Scientist Pleads Guilty to Defrauding Government of Half a Million Dollars to Buy Books

- by Michael Stillman

Daniel M. Alongi (photo from ResearchGate).

An Australian scientist with a long resume of published works has pleaded guilty to defrauding the government of over half a million Australian dollars, primarily to purchase books. Dr. Daniel Michael Alongi, an American native who obtained his undergraduate degree at City College of New York, and his Ph. D. from the University of Georgia, has worked in Australia since 1985. From 1985-2015, when he was suspended pending resolution of the charges, he was employed by the Australian Institute of Marine Sciences. It was there that he issued numerous false claims for reimbursement of funds for non-existent purchases.

 

Dr. Alongi has an extensive number of publications according to his ResearchGate page – 186 in all.

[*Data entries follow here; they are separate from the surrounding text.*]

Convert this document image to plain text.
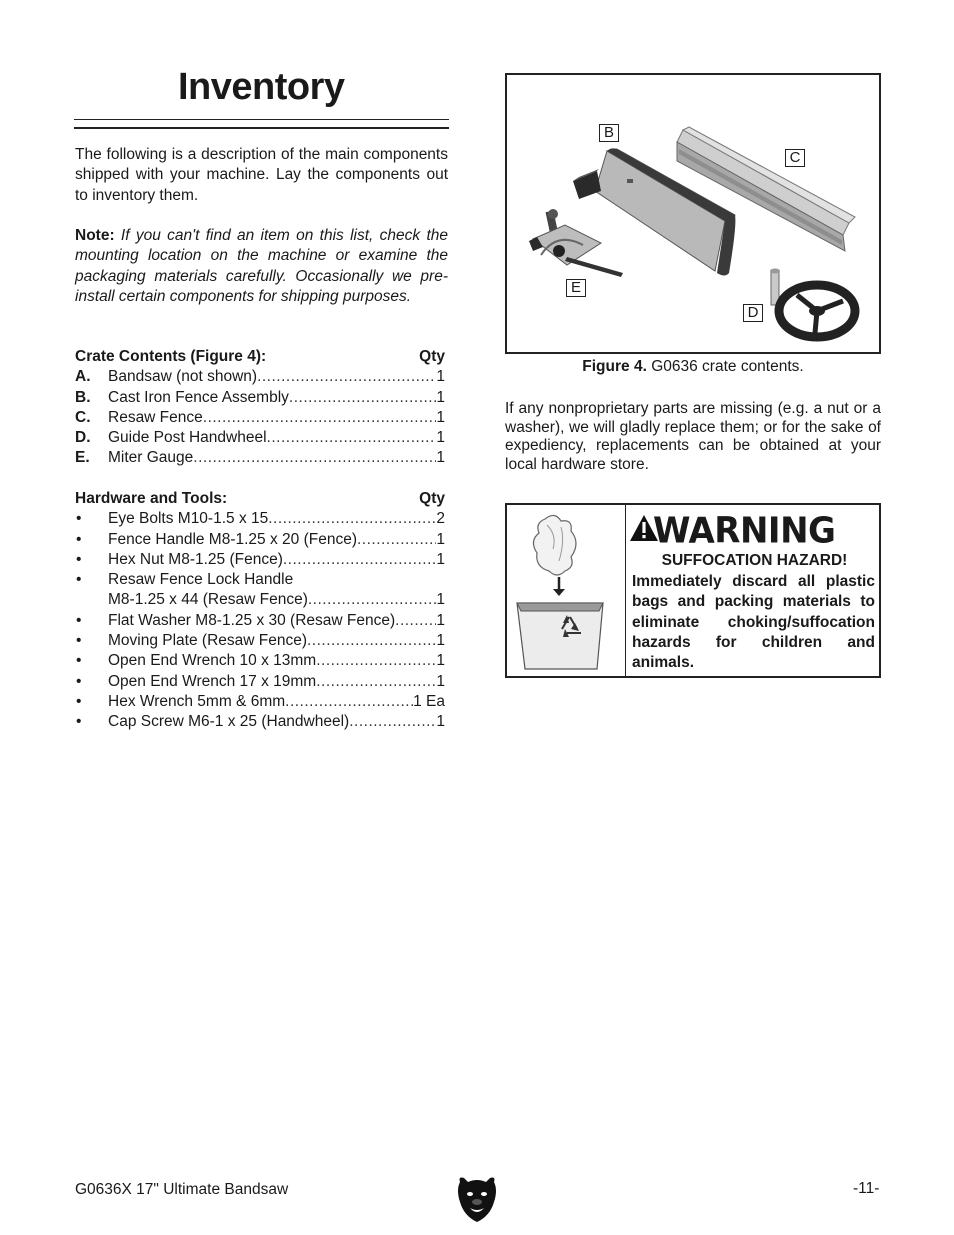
Inventory

The following is a description of the main components shipped with your machine. Lay the components out to inventory them.

Note: If you can't find an item on this list, check the mounting location on the machine or examine the packaging materials carefully. Occasionally we pre-install certain components for shipping purposes.

Crate Contents (Figure 4):	Qty
A.	Bandsaw (not shown) .....	1
B.	Cast Iron Fence Assembly .....	1
C.	Resaw Fence .....	1
D.	Guide Post Handwheel .....	1
E.	Miter Gauge .....	1
Hardware and Tools:	Qty
•	Eye Bolts M10-1.5 x 15 .....	2
•	Fence Handle M8-1.25 x 20 (Fence) .....	1
•	Hex Nut M8-1.25 (Fence) .....	1
•	Resaw Fence Lock Handle
M8-1.25 x 44 (Resaw Fence) .....	1
•	Flat Washer M8-1.25 x 30 (Resaw Fence) .....	1
•	Moving Plate (Resaw Fence) .....	1
•	Open End Wrench 10 x 13mm .....	1
•	Open End Wrench 17 x 19mm .....	1
•	Hex Wrench 5mm & 6mm .....	1 Ea
•	Cap Screw M6-1 x 25 (Handwheel) .....	1
B
C
E
D
Figure 4. G0636 crate contents.

If any nonproprietary parts are missing (e.g. a nut or a washer), we will gladly replace them; or for the sake of expediency, replacements can be obtained at your local hardware store.

WARNING
SUFFOCATION HAZARD!
Immediately discard all plastic bags and packing materials to eliminate choking/suffocation hazards for children and animals.
G0636X 17" Ultimate Bandsaw	-11-
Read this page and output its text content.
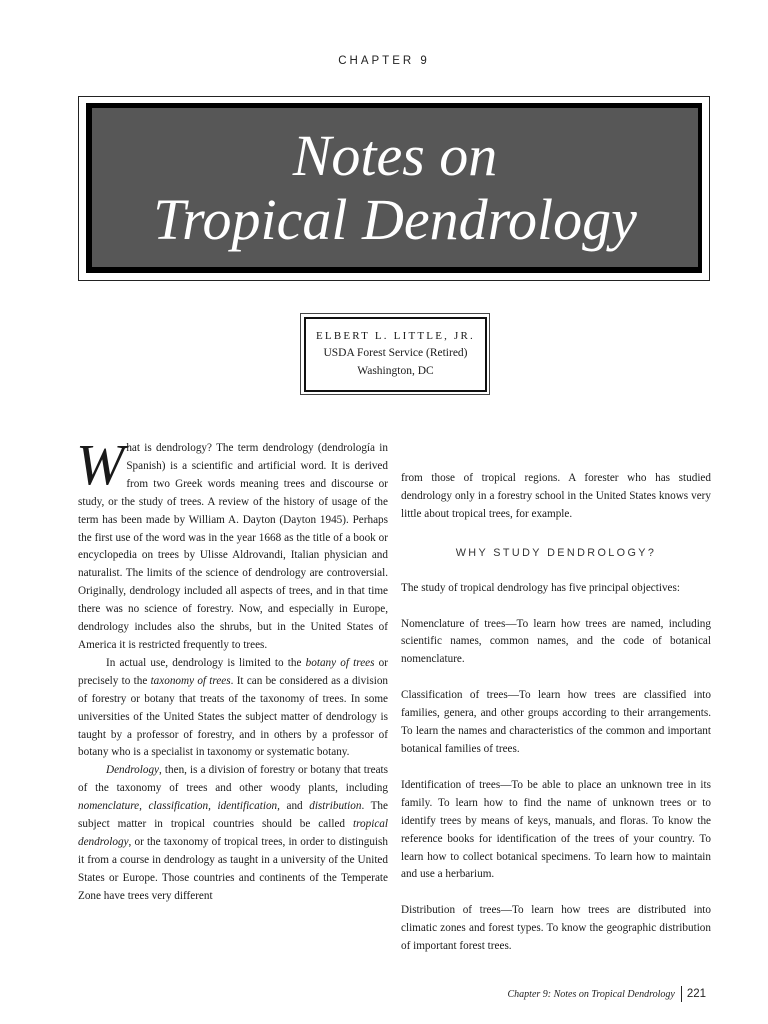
CHAPTER 9
Notes on
Tropical Dendrology
ELBERT L. LITTLE, JR.
USDA Forest Service (Retired)
Washington, DC

What is dendrology? The term dendrology (dendrología in Spanish) is a scientific and artificial word. It is derived from two Greek words meaning trees and discourse or study, or the study of trees. A review of the history of usage of the term has been made by William A. Dayton (Dayton 1945). Perhaps the first use of the word was in the year 1668 as the title of a book or encyclopedia on trees by Ulisse Aldrovandi, Italian physician and naturalist. The limits of the science of dendrology are controversial. Originally, dendrology included all aspects of trees, and in that time there was no science of forestry. Now, and especially in Europe, dendrology includes also the shrubs, but in the United States of America it is restricted frequently to trees.

In actual use, dendrology is limited to the botany of trees or precisely to the taxonomy of trees. It can be considered as a division of forestry or botany that treats of the taxonomy of trees. In some universities of the United States the subject matter of dendrology is taught by a professor of forestry, and in others by a professor of botany who is a specialist in taxonomy or systematic botany.

Dendrology, then, is a division of forestry or botany that treats of the taxonomy of trees and other woody plants, including nomenclature, classification, identification, and distribution. The subject matter in tropical countries should be called tropical dendrology, or the taxonomy of tropical trees, in order to distinguish it from a course in dendrology as taught in a university of the United States or Europe. Those countries and continents of the Temperate Zone have trees very different

from those of tropical regions. A forester who has studied dendrology only in a forestry school in the United States knows very little about tropical trees, for example.

WHY STUDY DENDROLOGY?

The study of tropical dendrology has five principal objectives:

Nomenclature of trees—To learn how trees are named, including scientific names, common names, and the code of botanical nomenclature.

Classification of trees—To learn how trees are classified into families, genera, and other groups according to their arrangements. To learn the names and characteristics of the common and important botanical families of trees.

Identification of trees—To be able to place an unknown tree in its family. To learn how to find the name of unknown trees or to identify trees by means of keys, manuals, and floras. To know the reference books for identification of the trees of your country. To learn how to collect botanical specimens. To learn how to maintain and use a herbarium.

Distribution of trees—To learn how trees are distributed into climatic zones and forest types. To know the geographic distribution of important forest trees.

Chapter 9: Notes on Tropical Dendrology 221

He also has a long number of false claims for reimbursement of purchases on his resume according to the Townsville District Court – 129 of them. Along with about $50,000 Australian of legitimate claims, there were 129 false ones totaling $553,420 (or about $450,000 in U.S. dollars). Dr. Alongi was paid around $100,000 per year in salary, but this was insufficient to cover his appetite for books. Some will understand the appetite if not the means of satisfying it.

 

According to the prosecutor, Alongi created or modified invoices, credit card statements, receipts and the like. He forged the signature of his supervisor a minimum of 25 times. It was evidently her recognizing the forged signatures of her name that led to Alongi's arrest.

 

Judge Kiernan Dorney explained that he used the money to buy rare books, making many purchases on Amazon. One was a $15,000 purchase of one of the accounts of 18th century explorer James Cook, the most famous seafaring explorer of Australia and the Pacific. Still, the precise motivation of Alongi is hard to fathom. He was not selling the books for profit or to launder the fraudulently obtained funds. Nor was he a collector in the sense of being truly passionate about rare books, the classic bibliophile. According to the Townsville Bulletin, Judge Dorney offered the following hard-to-understand observation about the defendant - "What he bought was things that he did not need. It wasn’t an addiction such as gambling, or spending on his own lifestyle, it seemed to be bizarre things — I think you could say ridiculous things." We presume that the Judge meant that stealing money to purchase books, considering Alongi's unclear interest in them, was ridiculous, not that books in themselves are ridiculous things.

 

Defense attorney Justin Greggary had his own explanation for Alongi's strange behavior. He provided the court with a psychiatric report saying the defendant suffered from bipolar disorder. According to that report, the condition caused Dr. Alongi, during manic times, to go on "unrestrained buying sprees." Finally, we have a "scientific" explanation for bibliomania. That diagnosis notwithstanding, the Judge sentenced Alongi to 3 ½ years in prison, though he will be eligible for parole in six months. He had previously paid back the misappropriated funds from his pension account, in which the 60-year-old scientist had accumulated $900,000.

 

This unfortunate case did bring out a chorus of "I told you so's," though not from the usual list of suspects, such as people who think the government wastes money, those who think we are too soft on crime, nor even spouses of book collectors. Instead, it brought out many responses from climate change deniers. Alongi specialized in coastal environments, reefs, mangroves, and the climate of the area. Like most scientists, he concluded from his observations that the climate was changing. For the deniers, Alongi's fraudulent billing of the government represented convincing evidence that climate change is also a fraud. It was as if a finding that Galileo embezzled government funds proved the sun revolves around the earth after all. It's a strange argument, but as any climatologist will tell you, any port in a storm.